Many teachers also feel similarly. "The students from minority communities will face difficulties due to the withdrawal. It will affect their education," said Malabika Banerjee, a teacher from Baruipur Girls' High School, West Bengal.
Meanwhile, Dasani Srinivas, a teacher from the Zilla Parishad High School, Gangipelly, Telangana, said, "I do not think students will face any severe problems. They are already getting free uniforms, textbooks and MDM."

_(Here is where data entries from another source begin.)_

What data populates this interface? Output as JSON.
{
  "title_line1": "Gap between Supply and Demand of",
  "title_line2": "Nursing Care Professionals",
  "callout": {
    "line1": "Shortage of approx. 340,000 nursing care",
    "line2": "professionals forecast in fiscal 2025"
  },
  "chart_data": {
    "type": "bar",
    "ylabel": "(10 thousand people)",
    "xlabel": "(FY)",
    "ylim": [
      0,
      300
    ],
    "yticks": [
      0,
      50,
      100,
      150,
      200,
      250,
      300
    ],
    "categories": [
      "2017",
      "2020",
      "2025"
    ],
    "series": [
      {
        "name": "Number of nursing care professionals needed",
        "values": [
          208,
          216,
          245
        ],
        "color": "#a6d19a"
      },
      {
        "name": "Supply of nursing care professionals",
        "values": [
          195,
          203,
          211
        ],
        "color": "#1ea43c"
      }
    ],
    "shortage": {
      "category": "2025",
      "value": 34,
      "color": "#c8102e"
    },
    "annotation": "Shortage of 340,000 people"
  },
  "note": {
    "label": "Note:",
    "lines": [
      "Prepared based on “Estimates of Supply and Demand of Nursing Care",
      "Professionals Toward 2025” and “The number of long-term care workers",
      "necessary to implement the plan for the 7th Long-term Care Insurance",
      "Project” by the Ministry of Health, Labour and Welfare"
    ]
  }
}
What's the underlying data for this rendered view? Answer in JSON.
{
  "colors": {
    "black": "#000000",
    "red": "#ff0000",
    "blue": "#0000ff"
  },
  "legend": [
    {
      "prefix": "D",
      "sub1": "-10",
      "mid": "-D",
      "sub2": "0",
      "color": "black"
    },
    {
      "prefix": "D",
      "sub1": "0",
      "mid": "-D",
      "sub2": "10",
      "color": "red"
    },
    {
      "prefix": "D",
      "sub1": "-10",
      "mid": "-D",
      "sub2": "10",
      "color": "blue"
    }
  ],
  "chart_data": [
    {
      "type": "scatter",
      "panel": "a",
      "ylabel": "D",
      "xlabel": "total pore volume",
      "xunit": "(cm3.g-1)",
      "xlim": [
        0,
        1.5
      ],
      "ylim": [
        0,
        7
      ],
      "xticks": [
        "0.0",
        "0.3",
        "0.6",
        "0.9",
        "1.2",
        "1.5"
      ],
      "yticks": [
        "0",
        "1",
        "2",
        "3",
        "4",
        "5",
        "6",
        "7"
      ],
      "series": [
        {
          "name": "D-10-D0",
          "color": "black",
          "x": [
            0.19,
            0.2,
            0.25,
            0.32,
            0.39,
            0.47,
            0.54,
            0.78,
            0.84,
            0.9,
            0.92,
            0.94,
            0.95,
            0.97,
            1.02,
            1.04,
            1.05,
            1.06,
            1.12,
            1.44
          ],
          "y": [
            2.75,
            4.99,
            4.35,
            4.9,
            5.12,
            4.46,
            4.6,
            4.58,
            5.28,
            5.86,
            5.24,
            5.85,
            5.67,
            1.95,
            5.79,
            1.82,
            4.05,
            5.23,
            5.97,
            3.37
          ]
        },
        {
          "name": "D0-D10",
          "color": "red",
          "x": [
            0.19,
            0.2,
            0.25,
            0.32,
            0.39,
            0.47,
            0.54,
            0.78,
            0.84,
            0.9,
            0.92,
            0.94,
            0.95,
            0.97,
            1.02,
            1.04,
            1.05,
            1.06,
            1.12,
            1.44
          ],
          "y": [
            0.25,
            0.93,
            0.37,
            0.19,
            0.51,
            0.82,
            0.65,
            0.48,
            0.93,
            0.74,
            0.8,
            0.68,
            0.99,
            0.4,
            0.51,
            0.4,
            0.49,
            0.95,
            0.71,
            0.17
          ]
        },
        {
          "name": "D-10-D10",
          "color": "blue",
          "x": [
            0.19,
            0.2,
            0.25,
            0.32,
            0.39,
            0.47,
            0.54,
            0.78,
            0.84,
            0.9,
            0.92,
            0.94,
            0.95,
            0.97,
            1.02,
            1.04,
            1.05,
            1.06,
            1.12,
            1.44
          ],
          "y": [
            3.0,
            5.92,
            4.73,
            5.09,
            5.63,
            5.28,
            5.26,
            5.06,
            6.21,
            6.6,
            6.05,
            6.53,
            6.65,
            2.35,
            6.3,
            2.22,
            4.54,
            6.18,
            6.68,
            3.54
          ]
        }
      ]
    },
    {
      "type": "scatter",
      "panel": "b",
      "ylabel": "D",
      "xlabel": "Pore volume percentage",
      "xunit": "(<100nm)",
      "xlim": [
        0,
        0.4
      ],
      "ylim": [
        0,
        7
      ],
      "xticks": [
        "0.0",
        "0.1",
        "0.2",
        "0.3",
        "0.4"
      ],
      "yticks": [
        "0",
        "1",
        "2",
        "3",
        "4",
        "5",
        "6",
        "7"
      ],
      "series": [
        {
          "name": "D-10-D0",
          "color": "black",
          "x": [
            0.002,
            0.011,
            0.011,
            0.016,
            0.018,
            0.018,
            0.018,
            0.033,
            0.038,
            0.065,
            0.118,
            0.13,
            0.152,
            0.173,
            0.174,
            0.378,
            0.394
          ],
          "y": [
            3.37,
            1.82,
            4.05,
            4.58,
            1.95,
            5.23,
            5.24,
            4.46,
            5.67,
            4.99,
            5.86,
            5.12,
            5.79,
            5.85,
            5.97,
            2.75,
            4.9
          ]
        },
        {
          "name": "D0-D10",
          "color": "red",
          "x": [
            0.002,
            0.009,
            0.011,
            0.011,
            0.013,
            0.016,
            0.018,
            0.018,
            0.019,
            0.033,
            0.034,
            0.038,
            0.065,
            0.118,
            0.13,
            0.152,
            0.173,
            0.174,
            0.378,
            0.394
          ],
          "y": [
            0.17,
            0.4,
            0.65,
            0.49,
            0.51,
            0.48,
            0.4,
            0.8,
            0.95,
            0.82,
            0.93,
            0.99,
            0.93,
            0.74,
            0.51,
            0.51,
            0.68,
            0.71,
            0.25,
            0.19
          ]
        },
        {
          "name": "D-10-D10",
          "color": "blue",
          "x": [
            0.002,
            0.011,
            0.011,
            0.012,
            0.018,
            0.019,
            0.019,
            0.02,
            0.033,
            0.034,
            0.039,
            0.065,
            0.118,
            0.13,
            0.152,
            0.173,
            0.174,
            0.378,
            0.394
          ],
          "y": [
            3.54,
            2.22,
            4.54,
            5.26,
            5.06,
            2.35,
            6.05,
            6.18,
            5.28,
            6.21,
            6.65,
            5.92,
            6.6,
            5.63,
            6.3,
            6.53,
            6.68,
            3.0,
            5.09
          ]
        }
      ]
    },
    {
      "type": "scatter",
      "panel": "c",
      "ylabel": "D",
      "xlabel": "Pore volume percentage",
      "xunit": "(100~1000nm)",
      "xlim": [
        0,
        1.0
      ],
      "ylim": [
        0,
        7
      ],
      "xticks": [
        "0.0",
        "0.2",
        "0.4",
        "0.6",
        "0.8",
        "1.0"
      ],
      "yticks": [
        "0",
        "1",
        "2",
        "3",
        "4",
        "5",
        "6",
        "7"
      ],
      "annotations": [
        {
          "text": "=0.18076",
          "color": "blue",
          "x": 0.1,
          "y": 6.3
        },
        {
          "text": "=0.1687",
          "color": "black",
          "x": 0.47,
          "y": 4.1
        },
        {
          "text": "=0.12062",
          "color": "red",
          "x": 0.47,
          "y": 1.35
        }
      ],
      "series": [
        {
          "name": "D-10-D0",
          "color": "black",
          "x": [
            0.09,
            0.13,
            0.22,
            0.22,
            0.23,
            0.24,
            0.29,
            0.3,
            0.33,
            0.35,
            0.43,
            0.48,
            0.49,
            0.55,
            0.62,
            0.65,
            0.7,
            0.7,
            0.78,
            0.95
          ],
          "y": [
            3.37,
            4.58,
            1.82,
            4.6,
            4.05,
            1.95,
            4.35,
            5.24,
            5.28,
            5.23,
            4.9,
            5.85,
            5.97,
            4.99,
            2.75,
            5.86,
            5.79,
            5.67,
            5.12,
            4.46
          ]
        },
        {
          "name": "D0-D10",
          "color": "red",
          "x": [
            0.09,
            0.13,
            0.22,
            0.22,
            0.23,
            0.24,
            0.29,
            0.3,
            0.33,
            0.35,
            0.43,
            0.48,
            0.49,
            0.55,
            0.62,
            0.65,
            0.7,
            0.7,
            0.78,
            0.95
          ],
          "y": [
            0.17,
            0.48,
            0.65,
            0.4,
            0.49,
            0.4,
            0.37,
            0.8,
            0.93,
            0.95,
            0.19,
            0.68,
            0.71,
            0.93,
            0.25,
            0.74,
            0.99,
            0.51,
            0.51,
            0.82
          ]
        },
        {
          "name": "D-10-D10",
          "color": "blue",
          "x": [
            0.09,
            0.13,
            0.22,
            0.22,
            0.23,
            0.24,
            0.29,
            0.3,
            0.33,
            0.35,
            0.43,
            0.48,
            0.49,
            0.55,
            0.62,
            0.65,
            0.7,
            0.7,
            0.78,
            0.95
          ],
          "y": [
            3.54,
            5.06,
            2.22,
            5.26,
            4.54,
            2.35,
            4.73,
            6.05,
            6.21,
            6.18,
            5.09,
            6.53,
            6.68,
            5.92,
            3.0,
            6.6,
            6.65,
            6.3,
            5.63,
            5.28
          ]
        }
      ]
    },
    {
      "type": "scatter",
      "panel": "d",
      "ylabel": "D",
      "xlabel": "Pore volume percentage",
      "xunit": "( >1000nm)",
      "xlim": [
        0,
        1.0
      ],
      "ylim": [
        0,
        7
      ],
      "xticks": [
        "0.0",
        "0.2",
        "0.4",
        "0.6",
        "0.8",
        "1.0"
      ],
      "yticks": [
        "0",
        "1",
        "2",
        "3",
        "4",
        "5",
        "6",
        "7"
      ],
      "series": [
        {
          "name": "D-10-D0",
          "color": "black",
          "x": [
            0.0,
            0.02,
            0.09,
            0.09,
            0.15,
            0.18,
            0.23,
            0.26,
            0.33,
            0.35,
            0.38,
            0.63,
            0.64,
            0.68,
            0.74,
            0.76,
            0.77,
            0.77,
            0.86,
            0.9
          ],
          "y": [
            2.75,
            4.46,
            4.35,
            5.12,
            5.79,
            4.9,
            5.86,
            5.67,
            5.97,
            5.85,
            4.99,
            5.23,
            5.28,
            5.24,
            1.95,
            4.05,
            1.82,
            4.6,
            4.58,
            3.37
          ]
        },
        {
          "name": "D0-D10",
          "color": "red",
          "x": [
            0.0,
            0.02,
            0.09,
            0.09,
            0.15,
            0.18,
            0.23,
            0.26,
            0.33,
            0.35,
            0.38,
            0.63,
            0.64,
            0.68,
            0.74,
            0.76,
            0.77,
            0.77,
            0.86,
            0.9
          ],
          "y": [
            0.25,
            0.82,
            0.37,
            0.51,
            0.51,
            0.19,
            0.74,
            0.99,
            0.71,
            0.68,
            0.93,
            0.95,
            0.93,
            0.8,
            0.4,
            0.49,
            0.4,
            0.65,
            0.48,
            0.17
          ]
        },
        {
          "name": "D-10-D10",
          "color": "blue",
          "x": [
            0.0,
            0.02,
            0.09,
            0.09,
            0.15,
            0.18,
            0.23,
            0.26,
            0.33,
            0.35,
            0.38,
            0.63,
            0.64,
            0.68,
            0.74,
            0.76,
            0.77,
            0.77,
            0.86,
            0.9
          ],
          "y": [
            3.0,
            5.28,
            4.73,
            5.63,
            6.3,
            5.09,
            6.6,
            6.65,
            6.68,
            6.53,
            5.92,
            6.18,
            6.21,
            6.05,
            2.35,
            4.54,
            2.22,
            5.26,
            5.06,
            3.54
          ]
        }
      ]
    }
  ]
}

However, others disagree. Tutu Dei, a Senior Assistant Teacher from the Utkalamani Government Primary School, Jatni, Odisha said, "It is true that the students are getting these things for free. But we teachers have seen several times that students do not have notebooks or pens. Many families are so weak financially that cannot afford such basic education needs. It becomes difficult for us to teach due to this. When the scholarships were being sent, we could ask the families to buy their children these items."
She also pointed out that in Odisha, as the government has brought out this mandate that no student would be failed till Class VIII, the students have lost seriousness in their studies. "But the scholarship, apart from financial aid, also proved to be an encouragement for students to study. We used to coax them to do well in their academics in order to receive the scholarships as awards," Dei said.
Another teacher from Odisha Adarsh Vidyalaya, located in the Mayurbhanj district of the state, said, "There are many other necessities apart from books, food and uniforms for which the scholarships helped the students. Here, for example, students come to the schools from about 40 kilometres afar. The students do not have enough money for this daily travel."
The bottom line? A majority of the teachers feel that the government's move would prove to be disadvantageous. AIDSO has asked for such schemes to be reinstated. Dei is of the same opinion.